Florida Federal Judge Rules Physician Non-competes Must Go
Image courtesy of Tallahassee Democrat
Non-compete contracts are prevalent in many industries, but their use in the health field drew significant attention over recent years. Also known as a physician restrictive covenant, reports Jordan Fensterman via MD Magazine, non-compete contracts prevent a physician from practicing in a state where the contracted employer operates. The goal is simple; keep physicians within the company. In response to strong backlash, physicians in all specialties, including radiology, have sought to break free from these contracts, and a recent ruling in Florida dealt a strong blow to those that would keep non-compete contracts in place. Radiologists need to understand the state of non-compete contracts and how the new ruling will affect employment options.
Why Do Physicians Disapprove of Non-compete Contracts?
Non-compete contracts do always apply to an entire state. They may apply to any area, even down to a square block. The terms within the contract rely on the reasonable expectations that the care provider would not be able to successfully operate a practice and provide care to the public without the services, i.e. referrals, of an employer. In radiology, non-compete contracts consolidate referrals for specialty services, and in rural areas, such contracts appear to promise better, cheaper service. Unfortunately, these contracts often create a monopoly in the industry, and for areas with limited health resources in the first place, contracts may leave patients with only one choice for their care. Actions that force a patient to see a specific care provider open the door to lost competition in the industry and fail to provide patients with a real-world choice.
The problem with non-compete contracts also affects physicians and their quality of life. The contract may force physicians to accept lower rates, work extreme hours and effectively prevent them from earning a living wage. As a result, more physicians have explored and filed legal claims to get out of these contracts. Unfortunately, courts vary on their opinion of the enforceability of such contracts. In general, the more specific contracts that encompass a narrower land area are more likely to be enforced, says Fensterman.
What Did the Florida Legislature Do?
The Florida Legislature passed a law in June that would limit the use of physician non-compete agreements in the state. According to Modern Healthcare, the law voids existing non-compete contracts among specialists and any employer that contracts the services of all physicians within a specific county. It is important to note this law applies to specialty physicians, so radiologists fall under its umbrella. The covenants in question will remain unenforceable for at least three years after the period at which a second employer or even private practice begins offering the same specialty services within the state.
For example, the law would void non-compete contracts between a single entity and all radiologists within a county. As individual practices begin to take root, the law effectively means no entity may implement a non-compete policy until three years pass. As a result, patients would see an increase in their options for obtaining care, and with the high cost of radiology remaining a key concern for millions of patients, eliminating non-compete contracts creates competition within radiology. Thus, patients are more likely to see a reduction in costs of care.
Employers File Motions to Block Enforcement, But a Federal Judge Declines It.
The law gives freedom back to specialty physicians and provides a path toward competition in the industry. Such actions would lower the revenue gained by a single entity or employer. Instead of keeping a county’s residents locked into the specific employer’s system and account, patients could go to a third-party practice for service. To protect their investments, health organizations and hospitals have expressed outrage over the law.

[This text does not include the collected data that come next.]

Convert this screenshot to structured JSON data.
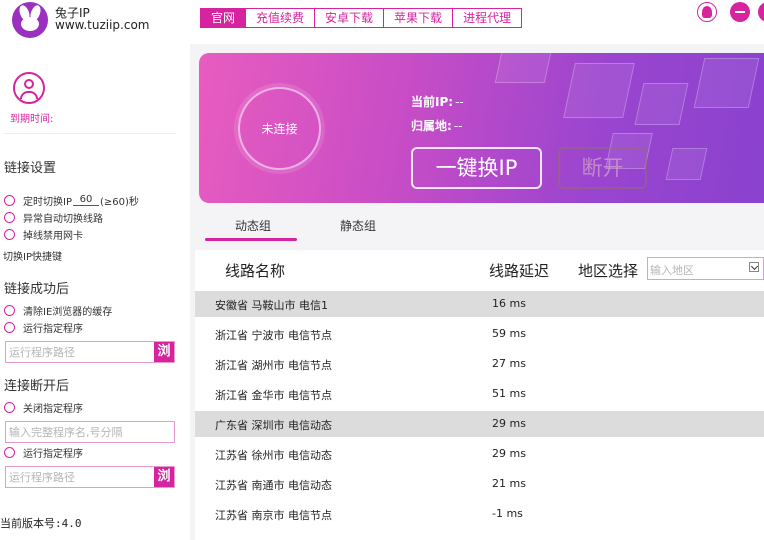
{
  "app": {
    "name": "兔子IP",
    "url": "www.tuziip.com"
  },
  "nav": [
    {
      "label": "官网",
      "active": true
    },
    {
      "label": "充值续费",
      "active": false
    },
    {
      "label": "安卓下载",
      "active": false
    },
    {
      "label": "苹果下载",
      "active": false
    },
    {
      "label": "进程代理",
      "active": false
    }
  ],
  "sidebar": {
    "expiry_label": "到期时间:",
    "link_settings": {
      "title": "链接设置",
      "timer_label": "定时切换IP",
      "timer_value": "60",
      "timer_suffix": "(≥60)秒",
      "auto_switch": "异常自动切换线路",
      "disable_nic": "掉线禁用网卡",
      "hotkey": "切换IP快捷键"
    },
    "on_success": {
      "title": "链接成功后",
      "clear_cache": "清除IE浏览器的缓存",
      "run_program": "运行指定程序",
      "path_placeholder": "运行程序路径",
      "browse": "浏览"
    },
    "on_disconnect": {
      "title": "连接断开后",
      "close_program": "关闭指定程序",
      "close_placeholder": "输入完整程序名,号分隔",
      "run_program": "运行指定程序",
      "path_placeholder": "运行程序路径",
      "browse": "浏览"
    },
    "version": "当前版本号:4.0"
  },
  "status": {
    "connection": "未连接",
    "current_ip_label": "当前IP:",
    "current_ip_value": "--",
    "location_label": "归属地:",
    "location_value": "--",
    "switch_button": "一键换IP",
    "disconnect_button": "断开"
  },
  "tabs": [
    {
      "label": "动态组",
      "active": true
    },
    {
      "label": "静态组",
      "active": false
    }
  ],
  "table": {
    "col_name": "线路名称",
    "col_latency": "线路延迟",
    "region_label": "地区选择",
    "region_placeholder": "输入地区",
    "rows": [
      {
        "name": "安徽省 马鞍山市 电信1",
        "latency": "16 ms",
        "highlight": true
      },
      {
        "name": "浙江省 宁波市 电信节点",
        "latency": "59 ms",
        "highlight": false
      },
      {
        "name": "浙江省 湖州市 电信节点",
        "latency": "27 ms",
        "highlight": false
      },
      {
        "name": "浙江省 金华市 电信节点",
        "latency": "51 ms",
        "highlight": false
      },
      {
        "name": "广东省 深圳市 电信动态",
        "latency": "29 ms",
        "highlight": true
      },
      {
        "name": "江苏省 徐州市 电信动态",
        "latency": "29 ms",
        "highlight": false
      },
      {
        "name": "江苏省 南通市 电信动态",
        "latency": "21 ms",
        "highlight": false
      },
      {
        "name": "江苏省 南京市 电信节点",
        "latency": "-1 ms",
        "highlight": false
      }
    ]
  },
  "colors": {
    "accent": "#d6249f",
    "banner_start": "#e85cbf",
    "banner_end": "#8a42cf",
    "row_highlight": "#dcdcdc"
  }
}
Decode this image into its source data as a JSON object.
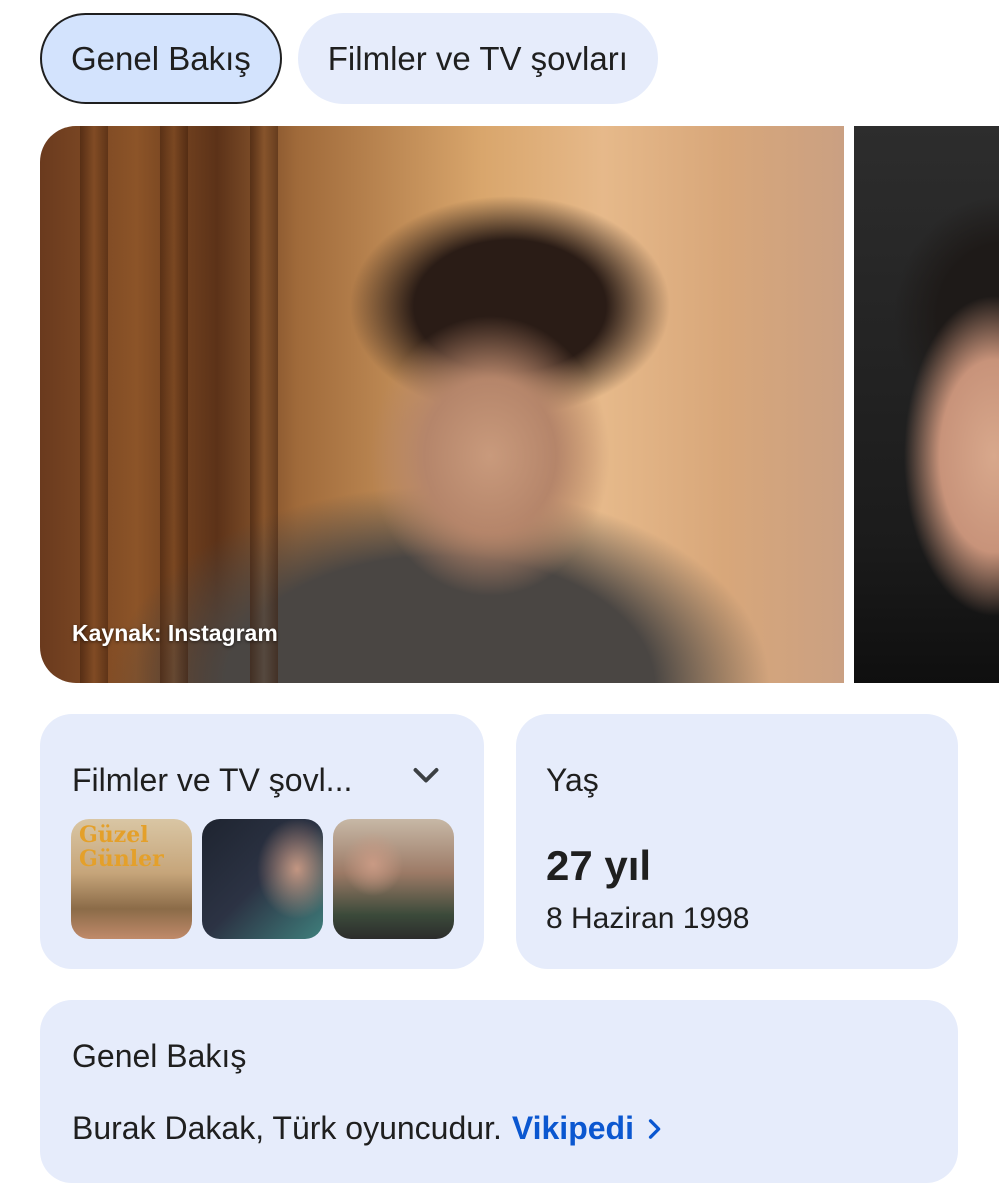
{
  "tabs": [
    {
      "label": "Genel Bakış",
      "active": true
    },
    {
      "label": "Filmler ve TV şovları",
      "active": false
    }
  ],
  "images": {
    "main_caption": "Kaynak: Instagram"
  },
  "films_card": {
    "title": "Filmler ve TV şovl...",
    "expand_icon": "chevron-down-icon",
    "thumbnails": [
      {
        "name": "poster-guzel-gunler",
        "text": "Güzel Günler"
      },
      {
        "name": "poster-2",
        "text": ""
      },
      {
        "name": "poster-3",
        "text": ""
      }
    ]
  },
  "age_card": {
    "label": "Yaş",
    "value": "27 yıl",
    "date": "8 Haziran 1998"
  },
  "overview": {
    "title": "Genel Bakış",
    "text": "Burak Dakak, Türk oyuncudur.",
    "link_label": "Vikipedi",
    "link_icon": "chevron-right-icon"
  },
  "colors": {
    "card_bg": "#e6ecfb",
    "active_chip_bg": "#d3e3fd",
    "link": "#0b57d0"
  }
}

A cancer care company filed a motion to block the law in its entirety. However, a federal judge had other plans.
On August 21, 2019, U.S. District Judge Mark Walker denied the plaintiff’s request. His ruling was even more scathing than meets the eye, comparing the company to the monsters of classic horror films. Although the plaintiff claimed the law would inhibit ability to provide specialty services in rural areas, Judge Walker disagreed, citing five cases in which oncologists had successfully ended their contracts and launched independent practices. He went on to describe his belief that the state legislature passed the law to tackle the negative effects of consolidation in the health industry. Such effort may have been responsible for increasing costs, decreasing access to healthcare and limiting the right of consumer choice in receiving care. In addition, he noted that while law does impede employers’ Constitutional contract rights, the benefits and purpose of the law outweigh the restriction placed on employers.
Summary: The Ruling and Its Effects on Radiologists in Florida and Across the U.S.
The law voided all contracts in which the employer held a monopoly over all specialties within a given county. As a result, any specialty physician could immediately leave the company and begin a private practice. For those that have already taken the steps to launch a private practice, the judge’s ruling reaffirms their right to start and maintain an independent practice. For radiologists across Florida, the ruling heralds an end to the practice of using non-compete contracts to limit how, where and when radiology services can be obtained or provided. Now is the time of opportunity, and the ruling in Florida sets the stage for what could be a showdown between non-compete employers and specialty physicians across the country. Radiologists and specialty physicians currently in a non-compete contract should pay close attention. The era of competition in the health profession has returned, and physicians could make an even bigger difference in the lives of their patients.